Psychiatric help was organised for the accused man and for the boys, while the Department of Education and other authorities were informed, he said.

There was another allegation against another member of the order some time later that year, he added.

In 1990, Father James Flynn, now the order's superior general in Rome but then its provincial in Ireland, apologised for the treatment of boys at "old Ferryhouse" (St Joseph's in Clonmel).

Speaking at the opening of a refurbished St Joseph's that year, in the company of then minister for education, Ms O'Rourke, and then ceann comhairle, Mr Seán Treacy, Father Flynn said the regime at the old school had been of "extreme severity, even brutality" and asked, on behalf of the order, for forgiveness.

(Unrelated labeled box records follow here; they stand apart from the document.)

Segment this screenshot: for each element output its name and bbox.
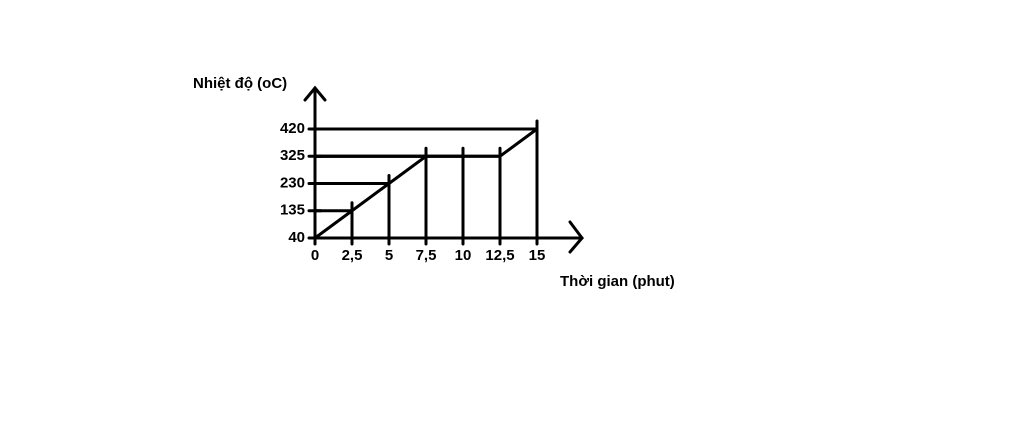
x-tick-label: 12,5 [485,247,514,264]
data-line [313,127,539,240]
x-axis-arrow [568,220,584,254]
y-tick-label: 230 [280,174,305,191]
y-tick-label: 420 [280,120,305,137]
x-tick-label: 15 [529,247,546,264]
y-axis-title: Nhiệt độ (oC) [193,75,287,92]
y-tick-label: 40 [288,229,305,246]
y-axis-arrow [303,85,327,102]
x-axis-title: Thời gian (phut) [560,273,675,290]
y-tick-label: 325 [280,147,305,164]
x-tick-label: 7,5 [416,247,437,264]
y-tick-label: 135 [280,202,305,219]
x-tick-label: 0 [311,247,319,264]
x-tick-label: 2,5 [342,247,363,264]
x-tick-label: 5 [385,247,393,264]
x-tick-label: 10 [455,247,472,264]
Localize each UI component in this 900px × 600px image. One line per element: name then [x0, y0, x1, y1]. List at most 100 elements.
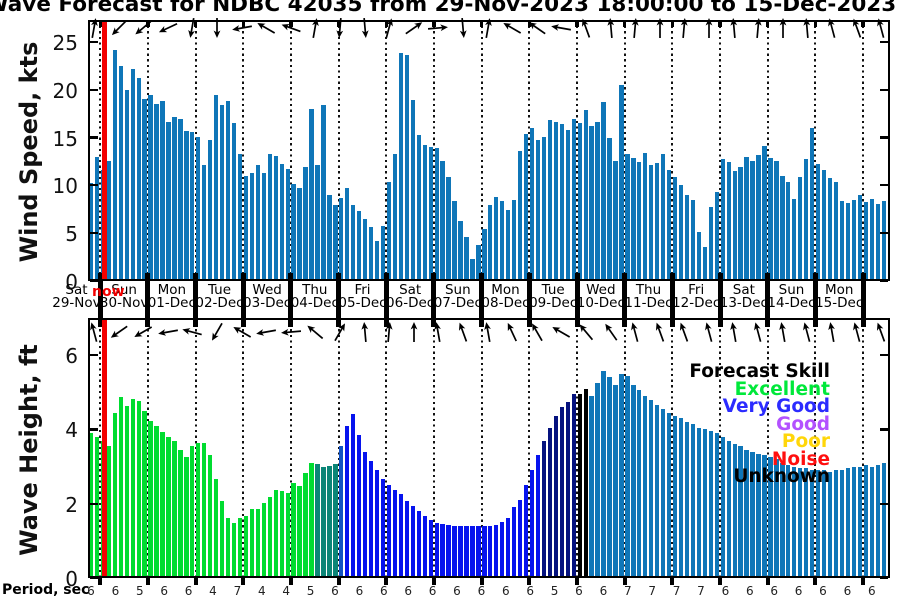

Father O'Reilly said that through the 1990s, as more and more survivors came forward, the order had to accept that there "were children who were abused in our institutions in the past". Sexual and physical abuse were involved, at St Joseph's Clonmel mainly, he said, while things were "not as clear" at Upton.

Through the 1990s also, the order began apologising for this, mainly through the media, and then in a formal public apology in 1999, he said. They had to accept "there was quite an amount of truth in what people were saying to us, perhaps even more than we knew at that stage".

He said the order agreed to contribute to the Government redress scheme "guided by the maxim 'do no more harm'."